O curso era basicamente uma introdução à filosofia e, também, à Nova Acrópole. A grade era bem interessante, mas o curso em si, não.
Os instrutores do curso não me pareceram professores de filosofia e/ou história, mas sim membros da organização que foram treinados para isso. Menções constantes à “Prof. Lúcia Helena”, tanto pelos instrutores quanto pelos outros alunos, me causaram estranhamento, já que ela não é uma filósofa, propriamente dita, mas, mesmo assim, era chamada por adjetivos que me causaram um segundo estranhamento, como se eu estivesse em uma espécie de seita.
O terceiro sinal de alerta veio da veneração constante a Elena Petrovna Blavatsky (não exatamente no curso, mas pela organização, que estava constantemente promovendo palestras e até uma peça de teatro biográfica sobre ela).

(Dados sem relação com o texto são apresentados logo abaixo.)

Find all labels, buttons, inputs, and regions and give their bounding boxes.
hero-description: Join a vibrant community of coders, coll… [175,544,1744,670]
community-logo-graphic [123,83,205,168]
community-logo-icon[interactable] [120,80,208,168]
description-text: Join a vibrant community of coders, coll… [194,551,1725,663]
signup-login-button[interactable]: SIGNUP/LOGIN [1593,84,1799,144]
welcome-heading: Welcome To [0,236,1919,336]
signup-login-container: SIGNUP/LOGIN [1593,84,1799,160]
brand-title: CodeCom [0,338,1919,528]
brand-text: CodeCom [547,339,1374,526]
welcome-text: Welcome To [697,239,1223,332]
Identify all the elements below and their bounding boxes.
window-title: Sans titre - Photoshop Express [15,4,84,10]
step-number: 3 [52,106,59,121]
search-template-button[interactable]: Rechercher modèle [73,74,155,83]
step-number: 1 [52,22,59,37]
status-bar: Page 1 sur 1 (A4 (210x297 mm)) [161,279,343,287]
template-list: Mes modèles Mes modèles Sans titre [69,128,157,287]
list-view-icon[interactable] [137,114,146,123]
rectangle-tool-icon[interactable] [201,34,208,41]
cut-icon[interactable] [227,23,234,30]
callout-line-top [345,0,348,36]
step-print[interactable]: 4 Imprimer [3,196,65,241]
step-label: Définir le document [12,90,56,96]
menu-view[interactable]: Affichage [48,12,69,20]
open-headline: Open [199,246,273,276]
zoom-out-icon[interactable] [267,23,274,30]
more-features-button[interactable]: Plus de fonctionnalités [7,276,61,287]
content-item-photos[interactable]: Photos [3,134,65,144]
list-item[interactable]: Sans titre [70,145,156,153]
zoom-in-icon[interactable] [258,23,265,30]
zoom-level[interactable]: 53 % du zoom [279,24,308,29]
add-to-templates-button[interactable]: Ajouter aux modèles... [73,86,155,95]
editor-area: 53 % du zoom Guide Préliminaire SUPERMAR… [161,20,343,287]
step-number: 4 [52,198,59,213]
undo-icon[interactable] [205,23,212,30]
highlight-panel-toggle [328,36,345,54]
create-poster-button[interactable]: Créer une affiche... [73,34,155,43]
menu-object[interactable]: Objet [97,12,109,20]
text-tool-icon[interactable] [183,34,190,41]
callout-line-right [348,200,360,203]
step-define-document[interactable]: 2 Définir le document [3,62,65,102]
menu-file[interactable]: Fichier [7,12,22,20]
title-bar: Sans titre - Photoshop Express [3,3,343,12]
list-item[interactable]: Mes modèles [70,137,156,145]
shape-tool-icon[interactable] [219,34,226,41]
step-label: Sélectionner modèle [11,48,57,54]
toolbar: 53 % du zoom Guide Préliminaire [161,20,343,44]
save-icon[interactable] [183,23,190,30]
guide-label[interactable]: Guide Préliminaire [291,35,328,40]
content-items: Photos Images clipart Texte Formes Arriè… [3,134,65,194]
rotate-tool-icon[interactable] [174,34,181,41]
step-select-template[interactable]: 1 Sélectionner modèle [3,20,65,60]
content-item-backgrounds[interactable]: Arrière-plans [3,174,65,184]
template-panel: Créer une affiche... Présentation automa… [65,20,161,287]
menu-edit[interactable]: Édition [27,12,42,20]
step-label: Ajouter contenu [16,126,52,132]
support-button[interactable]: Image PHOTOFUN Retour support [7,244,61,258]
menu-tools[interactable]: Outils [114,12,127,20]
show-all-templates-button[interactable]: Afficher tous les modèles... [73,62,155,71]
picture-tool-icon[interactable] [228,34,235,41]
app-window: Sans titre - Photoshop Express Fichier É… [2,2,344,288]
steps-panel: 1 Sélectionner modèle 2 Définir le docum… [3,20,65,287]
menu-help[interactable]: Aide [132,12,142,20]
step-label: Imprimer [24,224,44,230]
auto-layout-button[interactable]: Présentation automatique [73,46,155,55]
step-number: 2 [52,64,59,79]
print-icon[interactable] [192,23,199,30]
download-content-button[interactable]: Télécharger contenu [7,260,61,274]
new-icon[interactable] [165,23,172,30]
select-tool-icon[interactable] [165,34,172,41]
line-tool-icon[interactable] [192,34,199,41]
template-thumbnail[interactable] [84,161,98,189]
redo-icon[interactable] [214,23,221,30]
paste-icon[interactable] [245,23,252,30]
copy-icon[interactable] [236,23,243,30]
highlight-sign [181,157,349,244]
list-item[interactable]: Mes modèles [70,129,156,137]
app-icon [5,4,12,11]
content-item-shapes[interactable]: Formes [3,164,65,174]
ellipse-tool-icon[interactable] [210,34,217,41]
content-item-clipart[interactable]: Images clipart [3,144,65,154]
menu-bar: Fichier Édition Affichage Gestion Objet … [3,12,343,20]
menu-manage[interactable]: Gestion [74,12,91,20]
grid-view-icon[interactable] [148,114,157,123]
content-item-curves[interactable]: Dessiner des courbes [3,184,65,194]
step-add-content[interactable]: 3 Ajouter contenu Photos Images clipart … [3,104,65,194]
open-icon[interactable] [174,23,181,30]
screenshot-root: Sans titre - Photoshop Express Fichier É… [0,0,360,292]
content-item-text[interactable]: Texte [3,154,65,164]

Blavatsky foi a principal sintetizadora da Teosofia, que são doutrinas, em poucas palavras, esotéricas. A própria Elena era um ser quase “místico”. Tinha supostos poderes paranormais e logo se formou um círculo ao seu redor.
Não continuei o curso e, desapontado pela falsa fachada, e perdi o interesse pela organização depois da terceira aula. O nome que facilmente atrai aqueles em busca de conhecimento e filosofia era, a meu ver, apenas um chamariz para mais uma seita esotérica.
II.
Anos depois, me chega, aqui no Substack, um link para o
, com textos que explicitam um suposto “por trás dos bastidores” da Nova Acrópole e a mostram como uma pesada seita esotérica. Fiquei surpreso? Não. Só não imaginava que o buraco fosse tão fundo.No entanto, vale ressaltar que não há um autor identificado nessas publicações e que cabe ao leitor tirar as próprias conclusões. Algumas postagens, mais concretas, são facilmente identificadas como fato, como a que explica por que a Nova Acrópole não é uma escola filosófica. Mas há também os textos assustadores, como o que conta Como realmente funciona a Nova Acrópole, que possui, além do texto principal, comentários de quem viveu um pouco por ali (esses, sim, com seus devidos autores).
Assim como explicado em um desses textos, uma escola filosófica se caracteriza pelo pensamento crítico e livre, pela investigação e diversidade. O oposto do que podemos sentir já no primeiro contato com a organização.
Apesar dos pesares, a Nova Acrópole promove muitos eventos e voluntariado de caridade, o que me faz ressaltar que sempre devemos estar prevenidos contra golpes e falsas fachadas, mas também não nos deixar levar facilmente por possíveis teorias da conspiração ou exageros. Se tiver interesse, vá lá e tire suas próprias conclusões, mas esteja avisado da possibilidade de estar ingressando em uma seita.
Já eu, volto aos meus bastiões da velha Acrópole, lendo as obras e a sabedoria deixadas pelos filósofos do passado e também dos contemporâneos, como Byung-Chul Han, citado em um episódio do Hall.